Null-text inversion enables intuitive text-based editing of real images with the Stable Diffusion model. We use an initial DDIM inversion as an anchor for our optimization which only tunes the null-text embedding used in classifier-free guidance.

teaser

Setup

This code was tested with Python 3.8, Pytorch 1.11 using pre-trained models through huggingface / diffusers. Specifically, we implemented our method over Latent Diffusion and Stable Diffusion. Additional required packages are listed in the requirements file. The code was tested on a Tesla V100 16GB but should work on other cards with at least 12GB VRAM.

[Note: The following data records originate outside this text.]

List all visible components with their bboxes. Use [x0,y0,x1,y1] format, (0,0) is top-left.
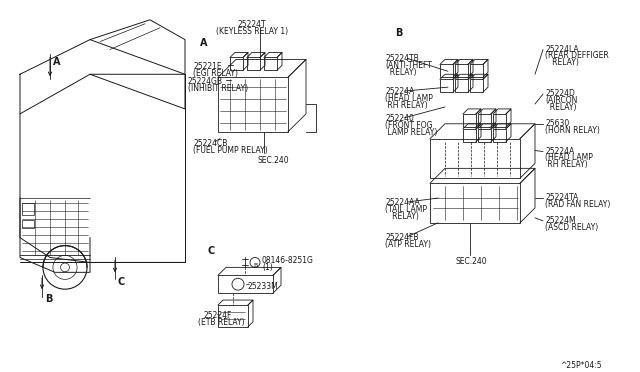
Bar [493,114,506,127]
Bar [264,57,277,70]
Text: 25224T: 25224T [237,20,266,29]
Text: 25224CB: 25224CB [193,139,227,148]
Text: 25233M: 25233M [248,282,279,291]
Text: B: B [395,28,403,38]
Bar [22,220,34,228]
Bar [478,114,491,127]
Bar [470,64,483,77]
Bar [455,79,468,92]
Text: (EGI RELAY): (EGI RELAY) [193,69,238,78]
Text: SEC.240: SEC.240 [258,157,290,166]
Text: C: C [208,246,215,256]
Text: B: B [253,263,257,268]
Bar [230,57,243,70]
Text: 08146-8251G: 08146-8251G [262,256,314,266]
Text: ^25P*04:5: ^25P*04:5 [560,362,602,371]
Bar [440,79,453,92]
Text: (HEAD LAMP: (HEAD LAMP [385,94,433,103]
Text: C: C [118,277,125,287]
Text: (RAD FAN RELAY): (RAD FAN RELAY) [545,200,611,209]
Text: (KEYLESS RELAY 1): (KEYLESS RELAY 1) [216,27,288,36]
Text: LAMP RELAY): LAMP RELAY) [385,128,437,137]
Bar [218,77,288,132]
Text: A: A [200,38,207,48]
Text: 25224F: 25224F [203,311,232,320]
Bar [463,114,476,127]
Text: SEC.240: SEC.240 [455,257,486,266]
Text: (HORN RELAY): (HORN RELAY) [545,126,600,135]
Text: (ANTI-THEFT: (ANTI-THEFT [385,61,432,70]
Text: (ASCD RELAY): (ASCD RELAY) [545,223,598,232]
Bar [470,79,483,92]
Bar [22,203,34,215]
Text: (ATP RELAY): (ATP RELAY) [385,240,431,248]
Text: RELAY): RELAY) [385,212,419,221]
Text: 25224M: 25224M [545,216,575,225]
Text: RH RELAY): RH RELAY) [385,101,428,110]
Text: 25224FB: 25224FB [385,233,419,242]
Text: RELAY): RELAY) [545,58,579,67]
Text: (HEAD LAMP: (HEAD LAMP [545,154,593,163]
Bar [463,129,476,142]
Text: (AIRCON: (AIRCON [545,96,577,105]
Bar [478,129,491,142]
Bar [493,129,506,142]
Text: 25224A: 25224A [545,147,574,155]
Bar [430,183,520,223]
Bar [218,305,248,327]
Bar [440,64,453,77]
Text: 25224AA: 25224AA [385,198,420,207]
Text: B: B [45,294,52,304]
Text: 25224TB: 25224TB [385,54,419,64]
Bar [218,275,273,293]
Bar [430,139,520,178]
Text: 252240: 252240 [385,114,414,123]
Text: RELAY): RELAY) [545,103,577,112]
Text: (REAR DEFFIGER: (REAR DEFFIGER [545,51,609,61]
Text: 25224A: 25224A [385,87,414,96]
Text: (1): (1) [262,263,273,272]
Bar [247,57,260,70]
Bar [455,64,468,77]
Text: RELAY): RELAY) [385,68,417,77]
Text: 25224GB: 25224GB [188,77,223,86]
Text: 25630: 25630 [545,119,569,128]
Text: (TAIL LAMP: (TAIL LAMP [385,205,427,214]
Text: (FUEL PUMP RELAY): (FUEL PUMP RELAY) [193,145,268,155]
Text: A: A [53,57,61,67]
Text: (FRONT FOG: (FRONT FOG [385,121,433,130]
Text: 25224TA: 25224TA [545,193,579,202]
Text: RH RELAY): RH RELAY) [545,160,588,169]
Text: (ETB RELAY): (ETB RELAY) [198,318,244,327]
Text: 25224D: 25224D [545,89,575,98]
Text: (INHIBIT RELAY): (INHIBIT RELAY) [188,84,248,93]
Text: 25221E: 25221E [193,62,221,71]
Text: 25224LA: 25224LA [545,45,579,54]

conda env create -f environment.yaml
conda activate null-text-inversion
pip install -r requirements.txt

Null-Text Inversion

python null_text_inversion.py --image /data3/chengyeh/DragDiffusion-Experiment/TEdBench/originals/bird/bird.png \
    --prompt "a photo of a bird" --device cuda:3 --output_dir /data3/chengyeh/DragDiffusion-Experiment/TEdBench/originals/bird/Null-Text-Inversion

This outputs the following files in --output_dir

  1. a results.png containing original image, image passed through AutoEncoder, and image inverted by Null-Text inversion.
  2. a uncond_embeddings.pth checkpoint containing optimized unconditional embeddings for all time steps.
  3. a args.json with all arguments used in this run.

Editing Real Images

Prompt-to-Prompt editing of real images by first using Null-text inversion is provided in this Notebooke.

@article{mokady2022null,
  title={Null-text Inversion for Editing Real Images using Guided Diffusion Models},
  author={Mokady, Ron and Hertz, Amir and Aberman, Kfir and Pritch, Yael and Cohen-Or, Daniel},
  journal={arXiv preprint arXiv:2211.09794},
  year={2022}
}

Disclaimer

This is not an officially supported Google product.